Installation¶
The validation
library is available on PyPI.
It can be installed manually using pip.
$ pip install validation
As this library is a useful tool for cleaning up established codebases, it will continue to support Python 2.7 for the foreseeable future. The string validation functions are particularly handy for sorting out unicode issues in preparation for making the jump to Python 3.
Versioning¶
This library follows the semantic versioning scheme. Broadly speaking, major versions contain breaks in backwards compatibility, minor versions contain changes that might prevent reverting to an earlier version, and patch versions contain only minor bug fixes and documentation improvements.
Prior to version 1.0, all releases can contain breaking changes.
As this library is likely to be used independently by multiple libraries that are included by a single project, we have to be more careful about what changes we allow in new major versions. As a rule, it should always be possible to write code that is compatible with two consecutive major versions. Most changes that would be allowed by a strict reading of the semantic versioning rules will be avoided or require the project to move to a new namespace.
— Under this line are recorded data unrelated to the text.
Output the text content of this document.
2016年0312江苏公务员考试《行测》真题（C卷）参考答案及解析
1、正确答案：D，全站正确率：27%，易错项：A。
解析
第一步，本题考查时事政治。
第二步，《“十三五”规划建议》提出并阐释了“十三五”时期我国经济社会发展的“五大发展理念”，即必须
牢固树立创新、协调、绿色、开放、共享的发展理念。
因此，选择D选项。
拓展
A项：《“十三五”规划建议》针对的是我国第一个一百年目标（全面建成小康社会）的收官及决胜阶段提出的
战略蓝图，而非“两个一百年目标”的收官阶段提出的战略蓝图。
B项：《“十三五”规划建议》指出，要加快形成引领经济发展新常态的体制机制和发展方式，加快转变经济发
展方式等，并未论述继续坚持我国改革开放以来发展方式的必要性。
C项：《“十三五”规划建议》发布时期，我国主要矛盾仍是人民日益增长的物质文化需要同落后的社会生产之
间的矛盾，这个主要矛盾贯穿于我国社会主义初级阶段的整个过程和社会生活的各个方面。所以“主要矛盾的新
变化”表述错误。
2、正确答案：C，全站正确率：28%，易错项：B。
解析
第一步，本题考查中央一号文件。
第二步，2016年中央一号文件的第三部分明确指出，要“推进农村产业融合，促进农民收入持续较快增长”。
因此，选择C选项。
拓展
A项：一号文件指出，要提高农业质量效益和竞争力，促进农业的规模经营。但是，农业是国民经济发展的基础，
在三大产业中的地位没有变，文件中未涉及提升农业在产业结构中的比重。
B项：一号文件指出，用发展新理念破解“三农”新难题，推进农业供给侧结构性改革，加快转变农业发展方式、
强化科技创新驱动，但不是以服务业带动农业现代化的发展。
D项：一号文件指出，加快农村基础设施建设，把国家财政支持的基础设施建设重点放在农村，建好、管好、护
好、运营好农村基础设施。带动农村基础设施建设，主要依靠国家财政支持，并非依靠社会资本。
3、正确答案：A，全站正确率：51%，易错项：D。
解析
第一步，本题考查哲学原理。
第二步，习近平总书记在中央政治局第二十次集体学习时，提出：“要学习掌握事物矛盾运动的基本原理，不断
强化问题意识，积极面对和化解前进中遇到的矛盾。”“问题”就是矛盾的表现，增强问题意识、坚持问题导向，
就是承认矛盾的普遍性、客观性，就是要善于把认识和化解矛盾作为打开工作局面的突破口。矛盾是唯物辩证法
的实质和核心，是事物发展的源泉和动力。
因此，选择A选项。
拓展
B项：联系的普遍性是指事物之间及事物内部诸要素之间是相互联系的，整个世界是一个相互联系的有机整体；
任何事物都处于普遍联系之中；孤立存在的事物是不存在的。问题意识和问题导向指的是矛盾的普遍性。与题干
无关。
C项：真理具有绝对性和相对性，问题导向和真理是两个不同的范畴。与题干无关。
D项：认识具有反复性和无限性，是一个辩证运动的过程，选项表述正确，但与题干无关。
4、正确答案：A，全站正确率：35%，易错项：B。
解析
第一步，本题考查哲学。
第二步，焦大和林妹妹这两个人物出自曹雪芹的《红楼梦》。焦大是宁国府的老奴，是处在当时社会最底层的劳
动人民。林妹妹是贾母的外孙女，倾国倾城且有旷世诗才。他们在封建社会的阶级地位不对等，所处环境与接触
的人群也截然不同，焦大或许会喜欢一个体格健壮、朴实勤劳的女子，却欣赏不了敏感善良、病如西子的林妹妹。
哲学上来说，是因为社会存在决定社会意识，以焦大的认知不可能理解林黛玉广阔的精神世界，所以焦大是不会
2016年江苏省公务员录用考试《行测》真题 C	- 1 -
Due to the library’s limited scope we can be quite explicit about what changes can be expected in a release.
Kinds of change that would require the project to be released under a new namespace:
- Removing validation functions.
- Removing or changing the meaning of arguments to validation functions.
- Increasing the strictness of any existing validation function. If a value passes validation by an older version with the same major version, it will pass validation with a newer version.
- Introducing new external dependencies.
- Anything else that would be expected to break existing users of the library.
- Kinds of changes that require a major version bump:
- Dropping support for older versions of python.
- Kinds of change that require a minor version bump:
- Adding new validation functions.
- Adding new arguments to existing validation functions.
- Relaxing the strictness of any existing validation function.
- Any other changes that users of the library could use that would prevent their code from working with an older version.
- Kinds of change that require only a patch version bump:
- Changes to exception messages.
- Changes to the order in which conditions that result in the same exception are checked.
- Bug-fixes that do not affect the expected behaviour.
- Documentation improvements.
- Re-releases to fix packaging issues.
Libraries should specify a minimum minor version and maximum major version. Applications should do the same but are encouraged to pin a particular version for releases.
Patches to backport bug-fixes will only be accepted for the latest minor versions of each major version. Only the latest major version will be actively supported.